Si è assentata momentaneamente dalle sue sudate carte: l’autopsia del manoscritto belliniano della Norma, conservato negli archivi del vicino Conservatorio di Santa Cecilia, a via dei Greci. Dopo i saluti, ci dirigiamo in un posto lì vicino per un’amabile chiacchierata davanti a un dolce. Sorridente e serena per il bel risultato della Stuarda, mi parla dell’opera in questione, dei suoi futuri impegni, di interpretazione vocale, di musicalità e di molto altro.
Grazie Marina per aver accettato di farti (nuovamente) intervistare da me, il che mi onora. Per incominciare: come senti la tua voce ora, come la percepisci, dove vuoi arrivare vocalmente?
Prego, Stefano! È un piacere! In questo momento mi dedico al repertorio lirico con agilità, anche verso vocalità più spinte. È naturale che la voce, nel corso del tempo, cambi col cambiare del corpo: è umanamente fisiologico. Mi sono stati proposti dei ruoli in passato che non mi sono sentita di accettare proprio perché voglio preservare la mia voce al meglio.
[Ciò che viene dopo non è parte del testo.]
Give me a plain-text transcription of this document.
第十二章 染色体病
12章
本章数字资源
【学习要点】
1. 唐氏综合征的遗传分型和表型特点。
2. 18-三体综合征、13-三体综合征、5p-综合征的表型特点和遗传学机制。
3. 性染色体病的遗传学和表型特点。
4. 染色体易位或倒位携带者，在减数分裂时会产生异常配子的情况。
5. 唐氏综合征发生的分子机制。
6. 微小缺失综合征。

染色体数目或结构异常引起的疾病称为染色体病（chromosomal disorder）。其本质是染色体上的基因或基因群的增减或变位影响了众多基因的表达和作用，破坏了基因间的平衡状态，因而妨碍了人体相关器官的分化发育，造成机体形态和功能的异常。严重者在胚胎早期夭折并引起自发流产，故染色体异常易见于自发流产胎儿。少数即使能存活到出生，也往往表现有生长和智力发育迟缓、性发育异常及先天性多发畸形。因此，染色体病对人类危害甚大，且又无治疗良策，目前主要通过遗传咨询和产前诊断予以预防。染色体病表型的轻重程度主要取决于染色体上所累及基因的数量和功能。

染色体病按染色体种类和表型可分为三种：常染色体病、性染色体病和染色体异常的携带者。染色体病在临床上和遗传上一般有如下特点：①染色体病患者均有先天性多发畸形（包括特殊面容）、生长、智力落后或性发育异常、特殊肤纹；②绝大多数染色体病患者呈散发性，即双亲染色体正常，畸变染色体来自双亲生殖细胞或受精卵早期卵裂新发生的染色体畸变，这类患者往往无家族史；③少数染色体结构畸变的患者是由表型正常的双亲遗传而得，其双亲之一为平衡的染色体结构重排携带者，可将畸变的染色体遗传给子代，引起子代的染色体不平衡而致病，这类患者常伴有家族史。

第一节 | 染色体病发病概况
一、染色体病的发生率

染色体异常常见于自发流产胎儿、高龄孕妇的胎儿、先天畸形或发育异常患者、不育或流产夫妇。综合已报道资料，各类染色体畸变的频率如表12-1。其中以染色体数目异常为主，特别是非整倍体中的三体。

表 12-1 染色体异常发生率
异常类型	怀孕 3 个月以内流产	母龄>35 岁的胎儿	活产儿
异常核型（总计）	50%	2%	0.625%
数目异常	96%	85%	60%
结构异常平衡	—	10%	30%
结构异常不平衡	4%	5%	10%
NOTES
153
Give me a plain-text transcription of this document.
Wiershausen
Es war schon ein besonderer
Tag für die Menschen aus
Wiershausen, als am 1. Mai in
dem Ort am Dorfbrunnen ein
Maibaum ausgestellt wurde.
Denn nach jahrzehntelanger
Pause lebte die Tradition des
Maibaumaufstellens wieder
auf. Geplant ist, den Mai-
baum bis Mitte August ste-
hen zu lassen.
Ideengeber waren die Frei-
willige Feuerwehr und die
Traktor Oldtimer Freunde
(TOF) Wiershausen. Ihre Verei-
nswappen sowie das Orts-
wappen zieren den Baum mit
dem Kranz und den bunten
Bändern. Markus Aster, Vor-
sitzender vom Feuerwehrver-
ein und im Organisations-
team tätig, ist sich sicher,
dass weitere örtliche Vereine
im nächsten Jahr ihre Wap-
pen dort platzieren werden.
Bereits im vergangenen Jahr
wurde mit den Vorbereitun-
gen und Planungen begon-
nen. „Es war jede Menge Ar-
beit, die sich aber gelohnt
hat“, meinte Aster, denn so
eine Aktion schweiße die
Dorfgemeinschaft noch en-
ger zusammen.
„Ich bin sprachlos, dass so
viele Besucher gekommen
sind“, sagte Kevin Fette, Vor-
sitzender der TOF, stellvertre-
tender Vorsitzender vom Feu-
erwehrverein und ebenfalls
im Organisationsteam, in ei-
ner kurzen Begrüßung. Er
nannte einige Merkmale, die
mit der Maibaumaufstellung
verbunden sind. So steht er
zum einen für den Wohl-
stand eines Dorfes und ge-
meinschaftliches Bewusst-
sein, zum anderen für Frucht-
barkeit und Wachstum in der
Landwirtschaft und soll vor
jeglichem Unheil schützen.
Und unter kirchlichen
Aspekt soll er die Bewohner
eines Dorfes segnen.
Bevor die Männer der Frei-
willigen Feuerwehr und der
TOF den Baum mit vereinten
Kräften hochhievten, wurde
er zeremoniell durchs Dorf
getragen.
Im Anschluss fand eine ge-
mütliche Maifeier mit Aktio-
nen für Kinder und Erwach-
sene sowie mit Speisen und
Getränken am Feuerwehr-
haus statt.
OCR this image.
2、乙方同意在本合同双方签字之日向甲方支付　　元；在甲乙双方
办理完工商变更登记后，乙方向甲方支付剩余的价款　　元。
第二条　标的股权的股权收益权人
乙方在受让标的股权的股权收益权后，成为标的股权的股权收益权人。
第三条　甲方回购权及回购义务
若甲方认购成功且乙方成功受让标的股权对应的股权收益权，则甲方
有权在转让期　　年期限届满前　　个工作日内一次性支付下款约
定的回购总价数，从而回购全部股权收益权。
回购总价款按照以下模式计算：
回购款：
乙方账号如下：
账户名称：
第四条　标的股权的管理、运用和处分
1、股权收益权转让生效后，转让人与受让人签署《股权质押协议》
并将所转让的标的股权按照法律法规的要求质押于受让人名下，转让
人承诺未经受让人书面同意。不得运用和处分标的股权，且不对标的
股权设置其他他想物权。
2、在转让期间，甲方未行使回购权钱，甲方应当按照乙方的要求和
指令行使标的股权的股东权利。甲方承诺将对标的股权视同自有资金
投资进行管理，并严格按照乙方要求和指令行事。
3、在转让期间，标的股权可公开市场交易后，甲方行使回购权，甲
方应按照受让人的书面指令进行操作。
Un mio punto di forza penso siano proprio le agilità, quindi appesantire la voce causerebbe un danno ad alcune mie predisposizioni naturali. In questo momento sto scegliendo il repertorio in cui posso crescere sia emozionalmente sia tecnicamente. Chi va piano, va sano e va lontano.
Sagge parole. E esordirai prossimamente in qualche nuovo ruolo?
Certo! Lo scorso anno ho fatto cinque nuovi ruoli: Norma, Mimì, Ginevra nell’Ariodante di Händel (mi piace approfondire anche il Barocco), Vitellia, Thaïs a Salisburgo – praticamente imparando il ruolo in cinque giorni. Quest’anno ho esordito nella Stuarda a gennaio, interpretando per la prima volta Maria; farò poi Donna Elvira alla Metropolitan Opera, Marguerite nel Faust di Gounod e la Luisa Miller.
Fantastico. Canti molto, anche, nel repertorio francese. E hai fatto un’ottima incursione nel Barocco.
Adoro il repertorio francese! Per quanto riguarda il Barocco, non appena ho studiato il ruolo di Ginevra ho capito che avrei voluto interpretare la vocalità barocca con la voce piena. Non abbiamo prove di come si cantasse nel XVII e XVIII sec, quindi ogni tentativo di ricostruzione è, in ogni caso, un’interpretazione. Perché allora non provare a cantare un ruolo barocco cercando di superare molte imposizioni di stile?